When you hear web tracking you probably think cookie.  FYI consider
Side Channel Leakage (insert Depends joke here) .  Without cookies you
can be uniquely identified 99% of the time if JavaScript runs on your
browser [ Firefox w/ NoScript ].  Remember these are ways to uniquely
identify you w/o 3rd party cookies.

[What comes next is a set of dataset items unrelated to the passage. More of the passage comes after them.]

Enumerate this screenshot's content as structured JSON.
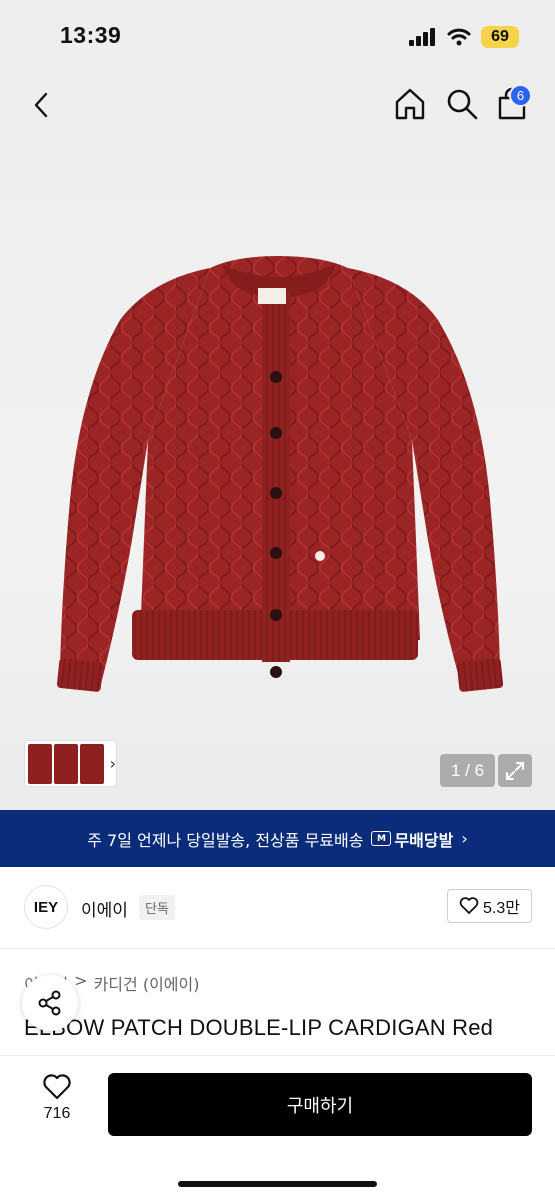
{
  "status_bar": {
    "time": "13:39",
    "battery": "69"
  },
  "nav": {
    "cart_count": "6"
  },
  "gallery": {
    "page_counter": "1 / 6"
  },
  "banner": {
    "text": "주 7일 언제나 당일발송, 전상품 무료배송",
    "badge_letter": "M",
    "badge_label": "무배당발",
    "chevron": "›"
  },
  "brand": {
    "logo_text": "IEY",
    "name": "이에이",
    "tag": "단독",
    "likes": "5.3만"
  },
  "breadcrumb": {
    "parent": "이에이",
    "separator": ">",
    "current": "카디건 (이에이)"
  },
  "product": {
    "title": "ELBOW PATCH DOUBLE-LIP CARDIGAN Red"
  },
  "bottom": {
    "wish_count": "716",
    "buy_label": "구매하기"
  },
  "colors": {
    "cardigan": "#9b2424",
    "banner": "#0b2c7a",
    "badge": "#2b63f5"
  }
}
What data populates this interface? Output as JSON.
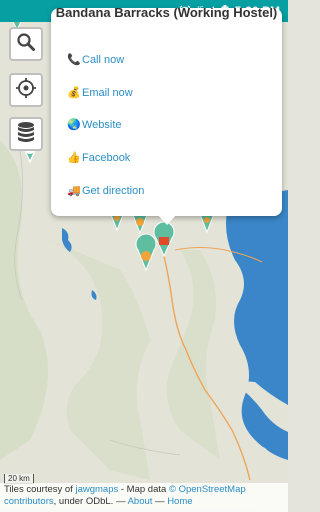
{
  "status_bar": {
    "time": "5:30 PM",
    "network": "4G",
    "icons": [
      "alarm-icon",
      "signal-icon",
      "battery-icon"
    ]
  },
  "map_controls": {
    "search_icon": "search-icon",
    "locate_icon": "crosshair-icon",
    "layers_icon": "database-icon"
  },
  "popup": {
    "title": "Bandana Barracks (Working Hostel)",
    "items": [
      {
        "emoji": "📞",
        "label": "Call now"
      },
      {
        "emoji": "💰",
        "label": "Email now"
      },
      {
        "emoji": "🌏",
        "label": "Website"
      },
      {
        "emoji": "👍",
        "label": "Facebook"
      },
      {
        "emoji": "🚚",
        "label": "Get direction"
      }
    ]
  },
  "attribution": {
    "prefix": "Tiles courtesy of ",
    "tiles_link": "jawgmaps",
    "middle": " - Map data ",
    "data_link": "© OpenStreetMap contributors",
    "suffix": ", under ODbL. — ",
    "about_link": "About",
    "sep": " — ",
    "home_link": "Home"
  },
  "scale_label": "20 km",
  "colors": {
    "accent": "#06a0a3",
    "link": "#2b8fc4",
    "marker": "#5fbe9f",
    "water": "#3a86c8"
  }
}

Taken together according to EFF
Panopticlick Experiment you can be identified +99% of the time w/o
looking at cookies.

Remember that each bit of information divides the world in half.

Screen depth / resolution

Time zone and UTC skew - how many seconds, nay milliseconds are you
offset from UTC.

What browser plugins are installed

Font innumeration - did you install Adobe before OO or OO / Office.
Many apps install fonts.  The order in which fonts were installed on
your system is unique to your system.

Which browser and version of browser and the update history of that browser.

Updates: other.  Did you install every MS update, Just SPs or SP2,
three hotfixes then SP3.  How granular did you apply those flash
updates.  You update path for each application and the OS helps
uniquely identify you.

Items in your browser's cache.  The cache hits/misses in your
desktop's browser cache.

Ah, your MAC address accessible via JavaScript in your browser.


Just a taste.  More from see show notes of SN 264 at

http://wiki.twit.tv/wiki/Security_Now_264

or the listen to one of my favorite podcasts at

http://twit.tv/sn264

I do not wear a Tin Foil Hat but was surprised at all the ways we can
be tracked besides the cookies we all know about.